Like a common pasture, the Earth’s climate is a shared resource. Increasing CO2 levels in the atmosphere is equivalent to over-grazing — it degrades the climate by increasing temperatures and altering weather patterns. While everyone should forego adding to climate woes, this means sacrificing current comforts. Moreover, any individual’s carbon footprint is minuscule. It is the aggregate that matters. Getting people to cooperate when it is not in their interest is a difficult problem. A Leviathan could simply dictate that everyone reduce their carbon footprint and be granted coercive powers to ensure this happens. Aside from being an unpalatable solution there is no worldwide governing entity. The scale of the climate commons requires nations to work together, yet again few nations have incentives to adopt policies that reduce their citizens’ carbon footprint. This double dilemma requires creative political and individual solutions.
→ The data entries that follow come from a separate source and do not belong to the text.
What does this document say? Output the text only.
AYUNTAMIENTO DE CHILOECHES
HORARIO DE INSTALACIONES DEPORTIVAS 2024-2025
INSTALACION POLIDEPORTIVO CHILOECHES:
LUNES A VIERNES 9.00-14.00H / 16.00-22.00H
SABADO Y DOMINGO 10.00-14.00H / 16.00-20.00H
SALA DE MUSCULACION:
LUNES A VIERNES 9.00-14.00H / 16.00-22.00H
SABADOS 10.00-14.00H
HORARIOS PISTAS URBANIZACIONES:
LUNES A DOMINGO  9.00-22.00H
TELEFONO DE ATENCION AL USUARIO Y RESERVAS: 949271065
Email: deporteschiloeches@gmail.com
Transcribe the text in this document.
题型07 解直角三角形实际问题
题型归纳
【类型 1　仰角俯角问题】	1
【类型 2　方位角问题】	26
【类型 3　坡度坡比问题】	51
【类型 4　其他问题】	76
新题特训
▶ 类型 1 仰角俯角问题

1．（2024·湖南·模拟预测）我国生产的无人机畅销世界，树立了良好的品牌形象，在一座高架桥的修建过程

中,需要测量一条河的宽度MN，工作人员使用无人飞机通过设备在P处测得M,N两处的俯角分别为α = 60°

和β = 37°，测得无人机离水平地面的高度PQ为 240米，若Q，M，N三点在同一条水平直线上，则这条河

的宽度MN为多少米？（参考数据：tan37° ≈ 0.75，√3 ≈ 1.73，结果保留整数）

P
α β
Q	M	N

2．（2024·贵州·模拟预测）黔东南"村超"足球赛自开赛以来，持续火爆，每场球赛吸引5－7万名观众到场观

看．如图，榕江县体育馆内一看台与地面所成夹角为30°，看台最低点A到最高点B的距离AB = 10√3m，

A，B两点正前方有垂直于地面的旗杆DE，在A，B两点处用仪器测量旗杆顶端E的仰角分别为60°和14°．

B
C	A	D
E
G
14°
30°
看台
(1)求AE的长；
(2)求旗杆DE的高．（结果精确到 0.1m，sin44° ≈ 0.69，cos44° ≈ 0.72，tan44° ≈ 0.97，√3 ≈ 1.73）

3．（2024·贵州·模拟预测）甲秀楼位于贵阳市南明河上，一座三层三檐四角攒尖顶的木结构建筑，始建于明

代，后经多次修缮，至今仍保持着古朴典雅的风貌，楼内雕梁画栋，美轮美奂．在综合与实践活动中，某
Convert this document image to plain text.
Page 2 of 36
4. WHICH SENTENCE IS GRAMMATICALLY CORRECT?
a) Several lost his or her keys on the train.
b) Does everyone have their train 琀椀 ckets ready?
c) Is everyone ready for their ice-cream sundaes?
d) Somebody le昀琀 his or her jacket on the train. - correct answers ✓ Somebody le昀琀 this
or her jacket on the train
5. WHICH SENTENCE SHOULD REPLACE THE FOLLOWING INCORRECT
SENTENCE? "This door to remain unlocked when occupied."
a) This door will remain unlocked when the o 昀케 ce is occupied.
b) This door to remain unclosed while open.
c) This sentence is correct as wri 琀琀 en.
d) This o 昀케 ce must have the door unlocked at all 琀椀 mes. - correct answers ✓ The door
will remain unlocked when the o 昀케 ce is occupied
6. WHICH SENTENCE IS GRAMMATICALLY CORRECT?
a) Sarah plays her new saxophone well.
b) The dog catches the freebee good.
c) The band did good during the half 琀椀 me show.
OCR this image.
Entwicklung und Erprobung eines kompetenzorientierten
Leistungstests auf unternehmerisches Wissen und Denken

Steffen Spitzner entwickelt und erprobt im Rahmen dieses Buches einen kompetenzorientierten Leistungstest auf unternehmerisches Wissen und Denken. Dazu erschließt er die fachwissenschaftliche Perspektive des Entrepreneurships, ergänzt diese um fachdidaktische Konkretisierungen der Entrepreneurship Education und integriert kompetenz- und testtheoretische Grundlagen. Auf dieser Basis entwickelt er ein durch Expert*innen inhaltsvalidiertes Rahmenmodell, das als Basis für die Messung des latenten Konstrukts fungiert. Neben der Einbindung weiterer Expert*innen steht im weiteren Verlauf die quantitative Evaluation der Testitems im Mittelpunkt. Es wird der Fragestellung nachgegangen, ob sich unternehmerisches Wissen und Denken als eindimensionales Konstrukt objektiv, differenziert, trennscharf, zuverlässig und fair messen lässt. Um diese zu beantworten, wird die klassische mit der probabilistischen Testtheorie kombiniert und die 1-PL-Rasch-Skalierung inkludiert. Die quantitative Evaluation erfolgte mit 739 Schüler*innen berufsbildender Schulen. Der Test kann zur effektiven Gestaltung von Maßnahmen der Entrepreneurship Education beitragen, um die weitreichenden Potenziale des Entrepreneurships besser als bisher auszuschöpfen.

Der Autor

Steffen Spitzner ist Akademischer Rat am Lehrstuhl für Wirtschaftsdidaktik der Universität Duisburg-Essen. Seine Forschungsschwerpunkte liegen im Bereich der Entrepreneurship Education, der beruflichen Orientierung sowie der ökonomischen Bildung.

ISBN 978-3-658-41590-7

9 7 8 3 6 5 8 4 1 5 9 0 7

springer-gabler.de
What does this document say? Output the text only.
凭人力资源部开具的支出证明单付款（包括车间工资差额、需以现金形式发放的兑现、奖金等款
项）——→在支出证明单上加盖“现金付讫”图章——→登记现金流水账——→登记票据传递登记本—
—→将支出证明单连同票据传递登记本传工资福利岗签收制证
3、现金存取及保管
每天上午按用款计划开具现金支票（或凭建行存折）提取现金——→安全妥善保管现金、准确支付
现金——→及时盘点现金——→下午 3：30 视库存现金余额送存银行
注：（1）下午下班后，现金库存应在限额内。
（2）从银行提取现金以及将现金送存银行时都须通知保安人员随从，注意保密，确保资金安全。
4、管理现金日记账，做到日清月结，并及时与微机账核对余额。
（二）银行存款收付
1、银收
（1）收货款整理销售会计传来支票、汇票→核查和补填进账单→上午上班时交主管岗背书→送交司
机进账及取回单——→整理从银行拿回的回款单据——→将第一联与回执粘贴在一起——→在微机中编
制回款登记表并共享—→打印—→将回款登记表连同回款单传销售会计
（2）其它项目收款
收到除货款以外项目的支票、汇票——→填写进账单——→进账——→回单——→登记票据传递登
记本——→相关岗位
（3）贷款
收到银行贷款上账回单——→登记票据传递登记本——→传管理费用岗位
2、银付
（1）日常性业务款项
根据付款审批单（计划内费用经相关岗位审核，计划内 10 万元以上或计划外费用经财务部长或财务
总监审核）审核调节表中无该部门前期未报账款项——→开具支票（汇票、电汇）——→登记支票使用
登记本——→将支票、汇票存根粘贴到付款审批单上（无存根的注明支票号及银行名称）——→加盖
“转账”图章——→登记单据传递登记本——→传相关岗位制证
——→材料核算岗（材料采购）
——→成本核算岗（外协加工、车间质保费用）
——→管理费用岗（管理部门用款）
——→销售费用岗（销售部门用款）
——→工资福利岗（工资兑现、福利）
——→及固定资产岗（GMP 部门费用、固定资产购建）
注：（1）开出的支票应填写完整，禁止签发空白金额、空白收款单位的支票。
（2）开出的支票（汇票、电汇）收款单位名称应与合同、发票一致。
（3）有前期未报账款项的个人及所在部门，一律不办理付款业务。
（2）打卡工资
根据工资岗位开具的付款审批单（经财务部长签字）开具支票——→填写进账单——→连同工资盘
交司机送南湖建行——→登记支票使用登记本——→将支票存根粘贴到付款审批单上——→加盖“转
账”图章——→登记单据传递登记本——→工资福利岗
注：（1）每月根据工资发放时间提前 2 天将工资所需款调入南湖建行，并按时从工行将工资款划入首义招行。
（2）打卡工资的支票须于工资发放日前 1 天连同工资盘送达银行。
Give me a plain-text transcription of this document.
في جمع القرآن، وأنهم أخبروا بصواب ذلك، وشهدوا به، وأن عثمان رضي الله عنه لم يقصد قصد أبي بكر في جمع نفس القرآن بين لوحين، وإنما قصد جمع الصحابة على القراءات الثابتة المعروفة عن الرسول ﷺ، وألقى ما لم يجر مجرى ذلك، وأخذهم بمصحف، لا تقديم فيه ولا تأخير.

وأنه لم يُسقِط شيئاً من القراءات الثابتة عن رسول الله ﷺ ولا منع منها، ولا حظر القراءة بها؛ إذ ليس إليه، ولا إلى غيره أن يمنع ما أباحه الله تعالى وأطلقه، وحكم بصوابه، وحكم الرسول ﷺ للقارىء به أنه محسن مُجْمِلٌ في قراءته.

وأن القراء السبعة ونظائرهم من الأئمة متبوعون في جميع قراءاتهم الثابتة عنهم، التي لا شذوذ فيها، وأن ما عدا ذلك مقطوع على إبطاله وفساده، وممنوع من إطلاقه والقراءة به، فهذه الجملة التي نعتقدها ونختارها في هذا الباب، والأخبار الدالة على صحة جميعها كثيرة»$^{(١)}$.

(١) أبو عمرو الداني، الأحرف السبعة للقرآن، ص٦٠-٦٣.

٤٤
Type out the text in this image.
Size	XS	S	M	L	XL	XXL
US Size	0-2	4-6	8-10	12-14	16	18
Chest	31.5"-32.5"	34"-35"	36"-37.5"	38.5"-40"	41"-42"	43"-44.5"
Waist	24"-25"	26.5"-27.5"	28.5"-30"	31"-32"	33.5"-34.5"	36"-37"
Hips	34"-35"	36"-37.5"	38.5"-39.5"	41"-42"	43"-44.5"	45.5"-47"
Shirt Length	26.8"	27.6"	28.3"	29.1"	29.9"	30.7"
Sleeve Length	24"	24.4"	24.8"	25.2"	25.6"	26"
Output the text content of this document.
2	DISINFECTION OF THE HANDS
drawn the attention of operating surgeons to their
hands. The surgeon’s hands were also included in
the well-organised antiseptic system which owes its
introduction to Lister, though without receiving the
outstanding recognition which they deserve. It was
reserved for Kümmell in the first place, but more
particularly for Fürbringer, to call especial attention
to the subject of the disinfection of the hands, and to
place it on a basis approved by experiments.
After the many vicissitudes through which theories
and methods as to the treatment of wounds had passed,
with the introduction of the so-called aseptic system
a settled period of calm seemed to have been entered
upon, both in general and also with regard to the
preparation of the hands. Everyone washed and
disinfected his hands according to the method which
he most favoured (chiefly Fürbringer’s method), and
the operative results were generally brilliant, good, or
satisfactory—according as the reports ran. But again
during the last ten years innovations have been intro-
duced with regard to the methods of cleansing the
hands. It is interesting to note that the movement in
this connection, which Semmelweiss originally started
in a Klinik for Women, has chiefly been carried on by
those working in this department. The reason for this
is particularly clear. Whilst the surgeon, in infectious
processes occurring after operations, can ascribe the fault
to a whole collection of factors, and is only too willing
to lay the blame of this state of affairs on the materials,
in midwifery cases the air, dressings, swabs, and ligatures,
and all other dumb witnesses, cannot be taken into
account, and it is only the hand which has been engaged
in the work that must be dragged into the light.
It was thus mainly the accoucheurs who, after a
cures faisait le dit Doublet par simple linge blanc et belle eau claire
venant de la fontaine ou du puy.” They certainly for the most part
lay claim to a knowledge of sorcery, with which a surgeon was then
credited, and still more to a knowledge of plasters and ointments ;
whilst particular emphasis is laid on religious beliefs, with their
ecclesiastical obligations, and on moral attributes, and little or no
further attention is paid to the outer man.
Rick K. Wilson is interested in human behavior. In the past, his work focused on political history and the design of political institutions — especially the U.S. Congress in the pre-federal and early-federal period. His current work focuses on human cooperation and conflict. Of special interest are the evolutionary, biological, and neurological foundations of human behavior. He has designed experiments that explore the development of cooperation in numerous bargaining games. This research has a strong cross-disciplinary cast and is supported by grants from the National Science Foundation and is facilitated by the Rice University Behavioral Research Laboratory. He is the co-author of “Congressional Dynamics: Structure, Coordination and Choice in the First American Congress, 1774–1789” (Stanford University Press, 1994), and has published articles in a wide range of scholarly journals. Wilson is past editor of the American Journal of Political Science and is currently the president of the Midwest Political Science Association.